The Lost City of Z, the latest from writer/director James Gray (The Immigrant, Two Lovers), has been announced as the closing film for the 54th New York film festival. The film, starring Charlie Hunnam, Sienna Miller and Robert Pattinson, will be making its world premiere at the event.
Based on the journalist David Grann’s non-fiction book of the same name, The Lost City of Z centers on Lt Col Percy Fawcett (Hunnam), a British military man who embarks on a decades-long search for a lost city deep in the Amazon during the 1920s.
Fawcett is said to have been one of George Lucas’s inspirations for Indiana Jones and was also a friend of the authors H Rider Haggard and Arthur Conan Doyle; the latter’s The Lost World was inspired by the explorer.

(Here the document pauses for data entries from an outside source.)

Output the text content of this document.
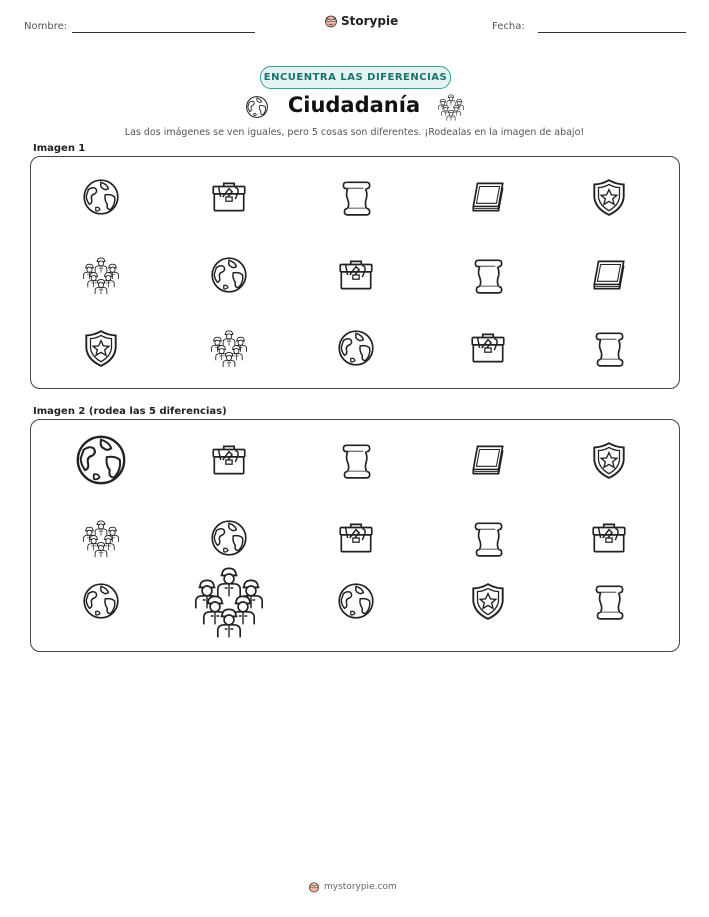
Nombre:	Storypie	Fecha:
ENCUENTRA LAS DIFERENCIAS
Ciudadanía
Las dos imágenes se ven iguales, pero 5 cosas son diferentes. ¡Rodealas en la imagen de abajo!
Imagen 1
Imagen 2 (rodea las 5 diferencias)
mystorypie.com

The mystery of what happened to the adventurer remains one of the 20th century’s enduring puzzles: 13 expeditions (one as recently as 1996) have been sent to uncover Fawcett’s fate.
In a statement, the festival said the film “represents a form of epic storytelling that has all but vanished from the landscape of modern cinema, and a rare level of artistry”.

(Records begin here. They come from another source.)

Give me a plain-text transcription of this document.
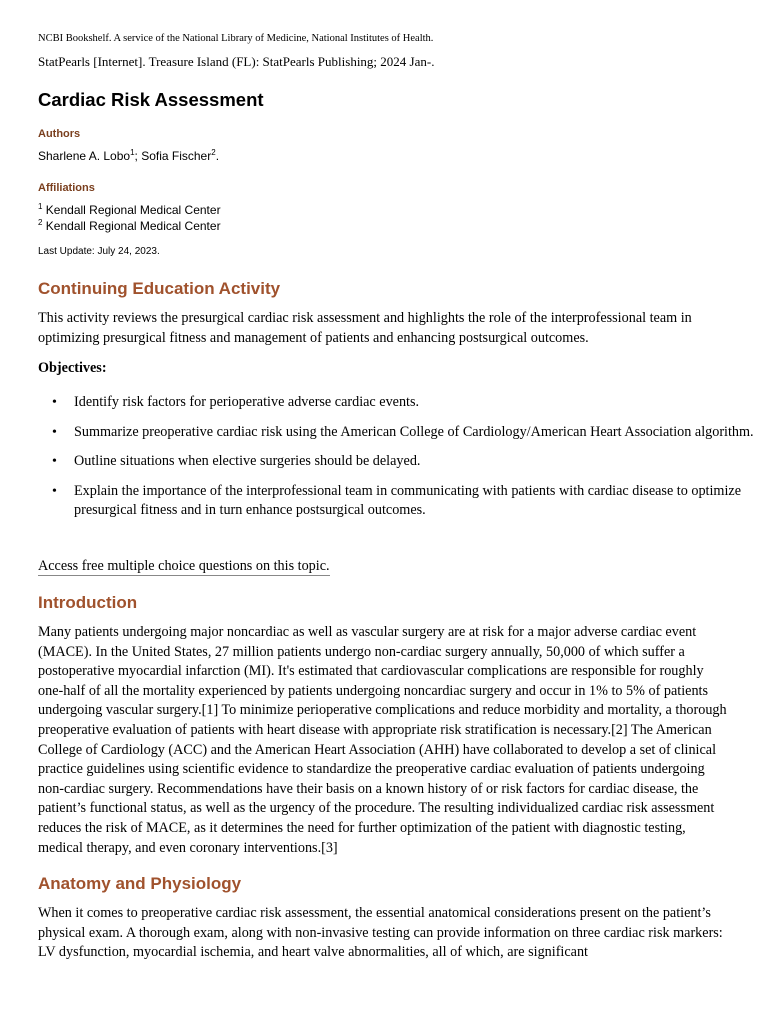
NCBI Bookshelf. A service of the National Library of Medicine, National Institutes of Health.
StatPearls [Internet]. Treasure Island (FL): StatPearls Publishing; 2024 Jan-.
Cardiac Risk Assessment
Authors
Sharlene A. Lobo$^1$; Sofia Fischer$^2$.
Affiliations
$^1$ Kendall Regional Medical Center
$^2$ Kendall Regional Medical Center
Last Update: July 24, 2023.
Continuing Education Activity
This activity reviews the presurgical cardiac risk assessment and highlights the role of the interprofessional team in optimizing presurgical fitness and management of patients and enhancing postsurgical outcomes.
Objectives:
• Identify risk factors for perioperative adverse cardiac events.
• Summarize preoperative cardiac risk using the American College of Cardiology/American Heart Association algorithm.
• Outline situations when elective surgeries should be delayed.
• Explain the importance of the interprofessional team in communicating with patients with cardiac disease to optimize presurgical fitness and in turn enhance postsurgical outcomes.
Access free multiple choice questions on this topic.
Introduction
Many patients undergoing major noncardiac as well as vascular surgery are at risk for a major adverse cardiac event (MACE). In the United States, 27 million patients undergo non-cardiac surgery annually, 50,000 of which suffer a postoperative myocardial infarction (MI). It's estimated that cardiovascular complications are responsible for roughly one-half of all the mortality experienced by patients undergoing noncardiac surgery and occur in 1% to 5% of patients undergoing vascular surgery.[1] To minimize perioperative complications and reduce morbidity and mortality, a thorough preoperative evaluation of patients with heart disease with appropriate risk stratification is necessary.[2] The American College of Cardiology (ACC) and the American Heart Association (AHH) have collaborated to develop a set of clinical practice guidelines using scientific evidence to standardize the preoperative cardiac evaluation of patients undergoing non-cardiac surgery. Recommendations have their basis on a known history of or risk factors for cardiac disease, the patient’s functional status, as well as the urgency of the procedure. The resulting individualized cardiac risk assessment reduces the risk of MACE, as it determines the need for further optimization of the patient with diagnostic testing, medical therapy, and even coronary interventions.[3]
Anatomy and Physiology
When it comes to preoperative cardiac risk assessment, the essential anatomical considerations present on the patient’s physical exam. A thorough exam, along with non-invasive testing can provide information on three cardiac risk markers: LV dysfunction, myocardial ischemia, and heart valve abnormalities, all of which, are significant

Gray’s previous film, The Immigrant, starring Marion Cotillard, played at the 51st edition of the festival, in 2013, following its world premiere at Cannes.

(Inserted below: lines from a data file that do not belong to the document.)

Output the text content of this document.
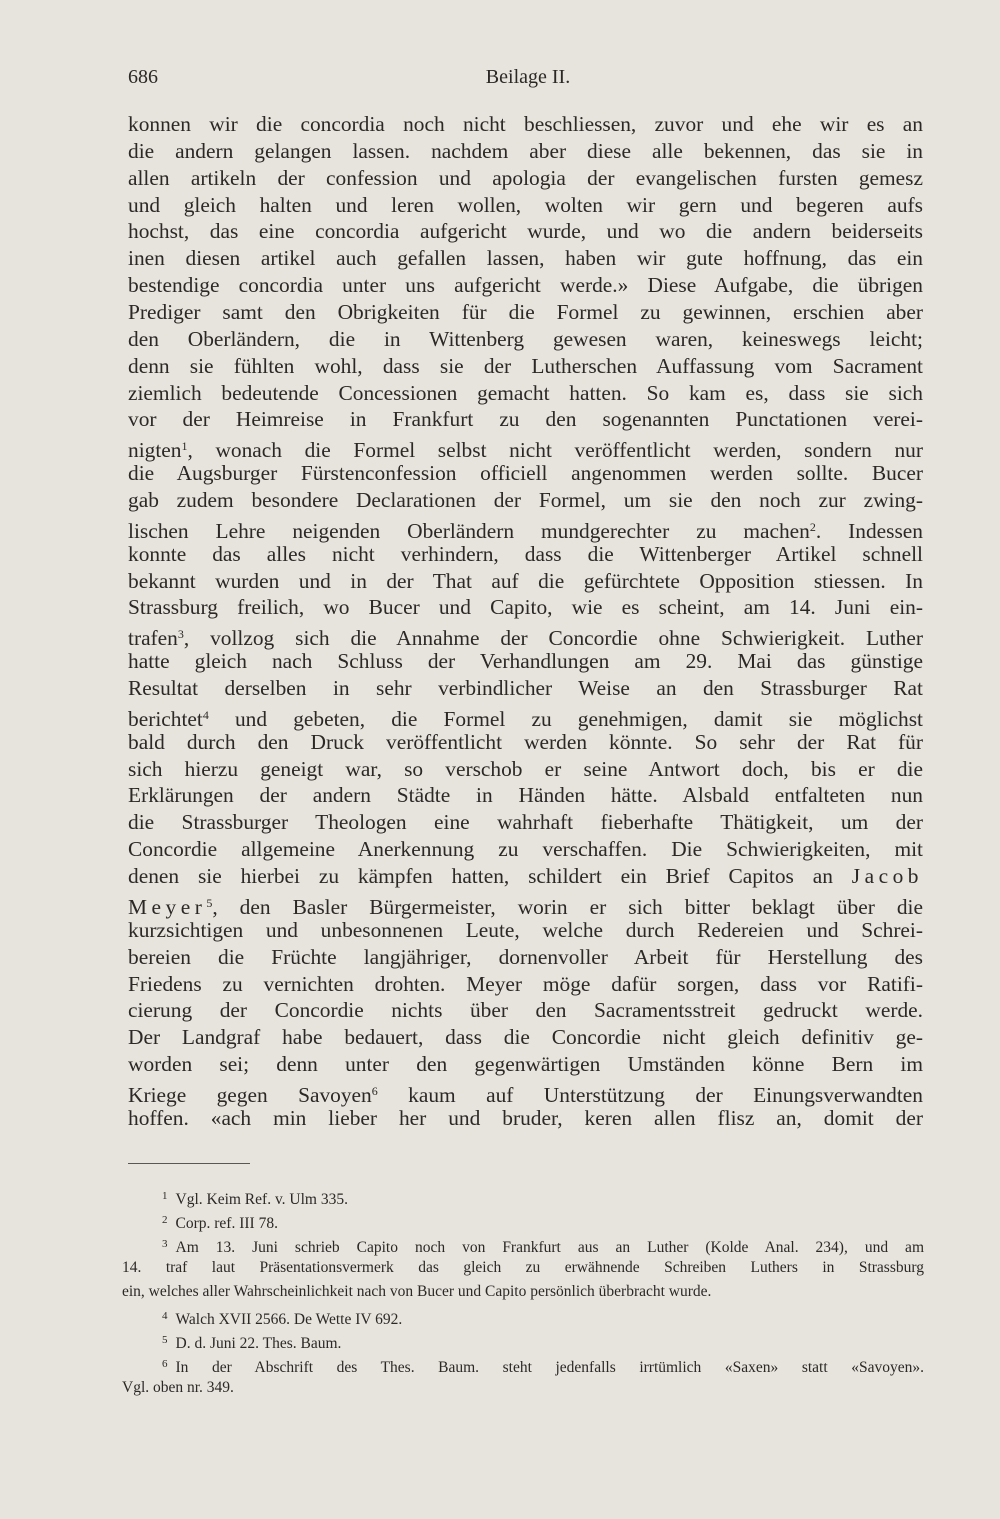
686	Beilage II.
konnen wir die concordia noch nicht beschliessen, zuvor und ehe wir es an
die andern gelangen lassen. nachdem aber diese alle bekennen, das sie in
allen artikeln der confession und apologia der evangelischen fursten gemesz
und gleich halten und leren wollen, wolten wir gern und begeren aufs
hochst, das eine concordia aufgericht wurde, und wo die andern beiderseits
inen diesen artikel auch gefallen lassen, haben wir gute hoffnung, das ein
bestendige concordia unter uns aufgericht werde.» Diese Aufgabe, die übrigen
Prediger samt den Obrigkeiten für die Formel zu gewinnen, erschien aber
den Oberländern, die in Wittenberg gewesen waren, keineswegs leicht;
denn sie fühlten wohl, dass sie der Lutherschen Auffassung vom Sacrament
ziemlich bedeutende Concessionen gemacht hatten. So kam es, dass sie sich
vor der Heimreise in Frankfurt zu den sogenannten Punctationen verei-
nigten$^1$, wonach die Formel selbst nicht veröffentlicht werden, sondern nur
die Augsburger Fürstenconfession officiell angenommen werden sollte. Bucer
gab zudem besondere Declarationen der Formel, um sie den noch zur zwing-
lischen Lehre neigenden Oberländern mundgerechter zu machen$^2$. Indessen
konnte das alles nicht verhindern, dass die Wittenberger Artikel schnell
bekannt wurden und in der That auf die gefürchtete Opposition stiessen. In
Strassburg freilich, wo Bucer und Capito, wie es scheint, am 14. Juni ein-
trafen$^3$, vollzog sich die Annahme der Concordie ohne Schwierigkeit. Luther
hatte gleich nach Schluss der Verhandlungen am 29. Mai das günstige
Resultat derselben in sehr verbindlicher Weise an den Strassburger Rat
berichtet$^4$ und gebeten, die Formel zu genehmigen, damit sie möglichst
bald durch den Druck veröffentlicht werden könnte. So sehr der Rat für
sich hierzu geneigt war, so verschob er seine Antwort doch, bis er die
Erklärungen der andern Städte in Händen hätte. Alsbald entfalteten nun
die Strassburger Theologen eine wahrhaft fieberhafte Thätigkeit, um der
Concordie allgemeine Anerkennung zu verschaffen. Die Schwierigkeiten, mit
denen sie hierbei zu kämpfen hatten, schildert ein Brief Capitos an Jacob
Meyer$^5$, den Basler Bürgermeister, worin er sich bitter beklagt über die
kurzsichtigen und unbesonnenen Leute, welche durch Redereien und Schrei-
bereien die Früchte langjähriger, dornenvoller Arbeit für Herstellung des
Friedens zu vernichten drohten. Meyer möge dafür sorgen, dass vor Ratifi-
cierung der Concordie nichts über den Sacramentsstreit gedruckt werde.
Der Landgraf habe bedauert, dass die Concordie nicht gleich definitiv ge-
worden sei; denn unter den gegenwärtigen Umständen könne Bern im
Kriege gegen Savoyen$^6$ kaum auf Unterstützung der Einungsverwandten
hoffen. «ach min lieber her und bruder, keren allen flisz an, domit der
$^1$ Vgl. Keim Ref. v. Ulm 335.
$^2$ Corp. ref. III 78.
$^3$ Am 13. Juni schrieb Capito noch von Frankfurt aus an Luther (Kolde Anal. 234), und am
14. traf laut Präsentationsvermerk das gleich zu erwähnende Schreiben Luthers in Strassburg
ein, welches aller Wahrscheinlichkeit nach von Bucer und Capito persönlich überbracht wurde.
$^4$ Walch XVII 2566. De Wette IV 692.
$^5$ D. d. Juni 22. Thes. Baum.
$^6$ In der Abschrift des Thes. Baum. steht jedenfalls irrtümlich «Saxen» statt «Savoyen».
Vgl. oben nr. 349.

Bratt Pitt was first attached to play Fawcett in Gray’s film. He was then replaced by Benedict Cumberbatch, before the role eventually landed with Hunnam, who plays the titular character in Guy Ritchie’s upcoming blockbuster King Arthur: Legend of the Sword.
As previously announced, The 13th, Ava DuVernay’s documentary on race and prison, will open the event, while 20th Century Women, the new film from Beginners writer-director Mike Mills, will have its world premiere as the centerpiece screening.